The Internet is the backbone of our modern society. You can’t think about a day without the internet. Yet almost 3.8 billion people on earth don’t have access to the internet, especially in remote and rugged areas. That’s why many big technology firms are trying to provide these areas through various methods. Google is one of them. Google recently launched the balloon-powered internet in remote areas in Kenya.
Under the project Loon, Google will use a fleet of 35 or more solar-powered balloons floating 20 kilometers above the ground, in constant motion in the stratosphere, to provide 4G LTE service spanning 50,000 square kilometers across central and western Kenya. These balloons are launched in the US and make their way to Kenya using wind currents.
Google first announced the project Loon in 2013. At that time the tech world was skeptical about the idea as it would use 19th-century technology to deliver modern technology. Although it attracted a great deal of attention, not many people believed that this crazy idea would come true.

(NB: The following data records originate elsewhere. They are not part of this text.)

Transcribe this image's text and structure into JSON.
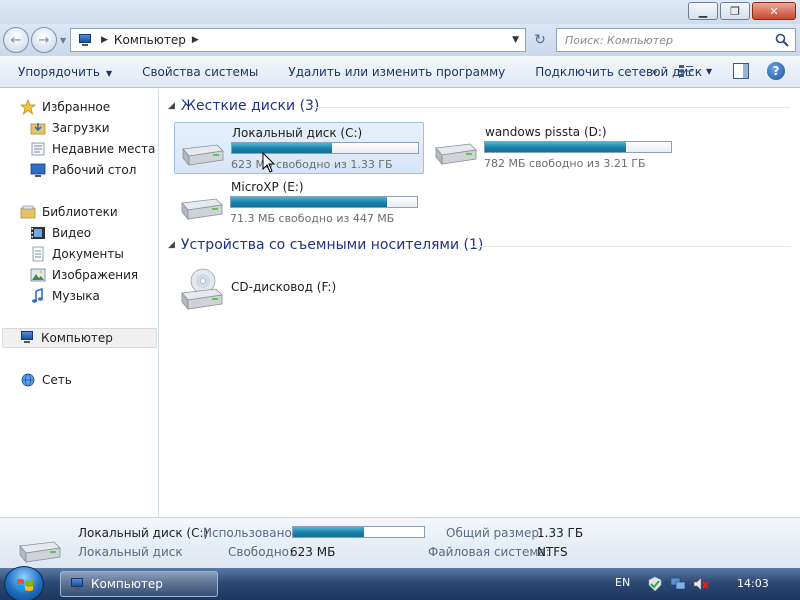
{
  "window": {
    "minimize_glyph": "▁",
    "maximize_glyph": "❐",
    "close_glyph": "✕"
  },
  "navbar": {
    "back_glyph": "←",
    "forward_glyph": "→",
    "address_path": "Компьютер",
    "refresh_glyph": "↻",
    "search_placeholder": "Поиск: Компьютер"
  },
  "command_bar": {
    "items": [
      {
        "label": "Упорядочить",
        "has_dropdown": true
      },
      {
        "label": "Свойства системы"
      },
      {
        "label": "Удалить или изменить программу"
      },
      {
        "label": "Подключить сетевой диск"
      }
    ],
    "more_glyph": "»",
    "help_glyph": "?"
  },
  "nav_pane": {
    "favorites": {
      "label": "Избранное",
      "items": [
        "Загрузки",
        "Недавние места",
        "Рабочий стол"
      ]
    },
    "libraries": {
      "label": "Библиотеки",
      "items": [
        "Видео",
        "Документы",
        "Изображения",
        "Музыка"
      ]
    },
    "computer": {
      "label": "Компьютер",
      "selected": true
    },
    "network": {
      "label": "Сеть"
    }
  },
  "content": {
    "hard_disks_header": "Жесткие диски (3)",
    "removable_header": "Устройства со съемными носителями (1)",
    "drives": [
      {
        "name": "Локальный диск (C:)",
        "free_text": "623 МБ свободно из 1.33 ГБ",
        "used_fraction": 0.54,
        "selected": true
      },
      {
        "name": "wandows pissta (D:)",
        "free_text": "782 МБ свободно из 3.21 ГБ",
        "used_fraction": 0.76
      },
      {
        "name": "MicroXP (E:)",
        "free_text": "71.3 МБ свободно из 447 МБ",
        "used_fraction": 0.84
      }
    ],
    "cd_drive": {
      "name": "CD-дисковод (F:)"
    }
  },
  "details": {
    "name": "Локальный диск (C:)",
    "type": "Локальный диск",
    "used_label": "Использовано:",
    "used_fraction": 0.54,
    "free_label": "Свободно:",
    "free_value": "623 МБ",
    "total_label": "Общий размер:",
    "total_value": "1.33 ГБ",
    "fs_label": "Файловая система:",
    "fs_value": "NTFS"
  },
  "taskbar": {
    "window_label": "Компьютер",
    "language": "EN",
    "clock": "14:03"
  },
  "colors": {
    "accent": "#1e3287",
    "usage_bar": "#1a7fa8",
    "taskbar": "#2d4a74"
  }
}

One field test of the service showed download speeds of 18.9Mbps and upload speeds of 4.7Mbps. “Depending on the location, each flying balloon can change roles, such as providing Internet directly to users, or becoming a connecting link within our network to broadcast the Internet to another flying balloon,” said Alastair Westgarth, CEO of Loon Project. The secret to circulating balloons and ensuring connection stability lies in AI.